Mr. Speaker, let’s be clear. It’s over unpaid stumpage fees. It’s over a debt owed by Pattersons to this government of less than $120,000. Now, surely we can muster the political will to somehow recognize that this has been a company that has existed in Hay River that employs people. We as a government can expend millions of dollars on pilot projects and in testing things and let’s experiment and let’s see if this will get off the ground, and here we are, we have a company that employs six people, it’s a family business and they have been prohibited and stopped from going to work this winter to harvest logs in an assessed area because they owe this government less than $120,000. I think it’s shameful. There is no one else who has carried on a business harvesting our renewable resource of timber in this territory except for them.

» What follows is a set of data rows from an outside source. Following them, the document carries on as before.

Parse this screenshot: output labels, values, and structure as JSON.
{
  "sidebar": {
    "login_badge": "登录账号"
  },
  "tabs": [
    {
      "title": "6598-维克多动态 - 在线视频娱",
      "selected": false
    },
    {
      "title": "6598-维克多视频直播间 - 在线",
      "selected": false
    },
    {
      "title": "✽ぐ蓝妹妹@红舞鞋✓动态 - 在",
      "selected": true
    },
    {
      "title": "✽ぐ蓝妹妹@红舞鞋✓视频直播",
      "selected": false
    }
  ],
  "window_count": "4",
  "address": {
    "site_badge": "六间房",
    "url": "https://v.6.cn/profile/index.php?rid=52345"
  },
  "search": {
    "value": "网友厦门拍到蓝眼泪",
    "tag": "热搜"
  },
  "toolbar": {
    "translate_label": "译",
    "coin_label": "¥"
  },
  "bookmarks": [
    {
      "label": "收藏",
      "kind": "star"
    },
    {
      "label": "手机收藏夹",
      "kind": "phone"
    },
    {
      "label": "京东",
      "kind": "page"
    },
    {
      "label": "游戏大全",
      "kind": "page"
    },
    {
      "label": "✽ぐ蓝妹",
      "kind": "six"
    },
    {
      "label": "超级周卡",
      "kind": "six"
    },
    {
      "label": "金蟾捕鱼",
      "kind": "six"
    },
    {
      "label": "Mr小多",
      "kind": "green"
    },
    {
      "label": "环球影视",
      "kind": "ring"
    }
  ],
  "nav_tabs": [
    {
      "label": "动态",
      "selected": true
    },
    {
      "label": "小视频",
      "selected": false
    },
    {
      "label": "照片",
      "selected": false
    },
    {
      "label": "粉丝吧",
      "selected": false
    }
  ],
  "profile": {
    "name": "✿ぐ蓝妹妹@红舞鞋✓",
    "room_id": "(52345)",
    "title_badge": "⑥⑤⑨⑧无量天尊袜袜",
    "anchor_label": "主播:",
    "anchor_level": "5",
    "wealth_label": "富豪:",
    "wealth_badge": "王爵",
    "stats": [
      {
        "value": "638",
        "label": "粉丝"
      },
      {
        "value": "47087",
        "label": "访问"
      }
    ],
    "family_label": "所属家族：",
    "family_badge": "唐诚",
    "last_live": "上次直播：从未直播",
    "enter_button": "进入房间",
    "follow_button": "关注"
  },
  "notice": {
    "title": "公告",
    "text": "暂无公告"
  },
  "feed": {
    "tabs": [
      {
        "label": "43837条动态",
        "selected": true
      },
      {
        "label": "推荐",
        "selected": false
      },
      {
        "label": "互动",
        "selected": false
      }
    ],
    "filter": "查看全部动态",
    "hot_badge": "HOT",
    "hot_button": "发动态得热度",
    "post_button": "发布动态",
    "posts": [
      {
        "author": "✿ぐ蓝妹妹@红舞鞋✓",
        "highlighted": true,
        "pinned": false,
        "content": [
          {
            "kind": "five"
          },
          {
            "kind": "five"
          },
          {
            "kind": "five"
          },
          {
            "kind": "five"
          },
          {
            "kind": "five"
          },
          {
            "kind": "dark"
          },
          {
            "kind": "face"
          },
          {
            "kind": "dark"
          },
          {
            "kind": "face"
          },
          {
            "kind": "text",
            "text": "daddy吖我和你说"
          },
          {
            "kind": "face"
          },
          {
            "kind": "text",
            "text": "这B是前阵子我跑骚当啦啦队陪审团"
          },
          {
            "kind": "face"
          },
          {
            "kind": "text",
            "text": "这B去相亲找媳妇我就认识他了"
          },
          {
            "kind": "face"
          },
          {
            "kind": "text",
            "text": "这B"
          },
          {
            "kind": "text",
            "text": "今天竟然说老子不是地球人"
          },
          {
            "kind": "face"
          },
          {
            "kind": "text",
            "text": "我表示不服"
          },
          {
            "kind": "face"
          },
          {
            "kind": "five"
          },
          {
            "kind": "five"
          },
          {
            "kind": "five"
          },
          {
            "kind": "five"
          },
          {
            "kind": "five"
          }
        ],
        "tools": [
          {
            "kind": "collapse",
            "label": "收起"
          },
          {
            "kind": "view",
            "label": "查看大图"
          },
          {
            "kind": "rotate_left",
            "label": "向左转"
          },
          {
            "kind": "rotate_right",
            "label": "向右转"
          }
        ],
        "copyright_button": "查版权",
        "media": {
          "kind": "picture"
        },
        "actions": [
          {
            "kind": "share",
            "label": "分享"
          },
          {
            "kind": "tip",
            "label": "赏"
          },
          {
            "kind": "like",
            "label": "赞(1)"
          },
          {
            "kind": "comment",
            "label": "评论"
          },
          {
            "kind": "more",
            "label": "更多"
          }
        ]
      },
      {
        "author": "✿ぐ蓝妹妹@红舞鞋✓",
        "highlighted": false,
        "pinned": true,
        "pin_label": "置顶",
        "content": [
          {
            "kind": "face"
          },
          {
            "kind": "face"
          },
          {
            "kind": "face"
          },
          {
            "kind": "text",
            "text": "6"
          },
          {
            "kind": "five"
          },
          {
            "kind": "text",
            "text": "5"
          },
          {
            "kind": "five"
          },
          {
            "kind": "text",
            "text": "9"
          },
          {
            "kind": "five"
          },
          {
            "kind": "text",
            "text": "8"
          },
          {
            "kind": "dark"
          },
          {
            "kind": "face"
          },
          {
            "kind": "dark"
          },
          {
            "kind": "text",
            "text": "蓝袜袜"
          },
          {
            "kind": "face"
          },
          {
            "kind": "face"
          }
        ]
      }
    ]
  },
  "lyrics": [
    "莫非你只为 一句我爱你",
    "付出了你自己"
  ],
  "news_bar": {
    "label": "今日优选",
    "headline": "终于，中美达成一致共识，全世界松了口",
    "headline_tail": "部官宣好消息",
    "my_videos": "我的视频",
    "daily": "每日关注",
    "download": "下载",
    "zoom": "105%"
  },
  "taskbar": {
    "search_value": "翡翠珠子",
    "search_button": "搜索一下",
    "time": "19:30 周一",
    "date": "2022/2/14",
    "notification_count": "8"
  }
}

How many debts have we written off as a government to businesses that were kind of sketchy to start with? Here is the catch-22 that the Patterson Sawmill is in: If they can’t get their permit to go work, they can’t pay their debt; but if they can’t pay their debt, they can’t go to work. That’s where they are stuck right now, in limbo, and I am very unhappy, disappointed with this government that we cannot find a way to let this company get back to work. They’re not asking to forgive the money. They’re asking them to let them go to work so that they can pay back the stumpage fees. If a forest fire burns the whole place down, we go out and replant the trees, but somebody goes out and tries to create a little economy and a little industry by cutting down the trees and they can’t immediately pay the stumpage fees because of some difficult economic times and we’re going to shut ‘em down and we’re going to crucify them. Thank you.
Thank you, Mrs. Groenewegen. The Member for Deh Cho, Mr. Nadli.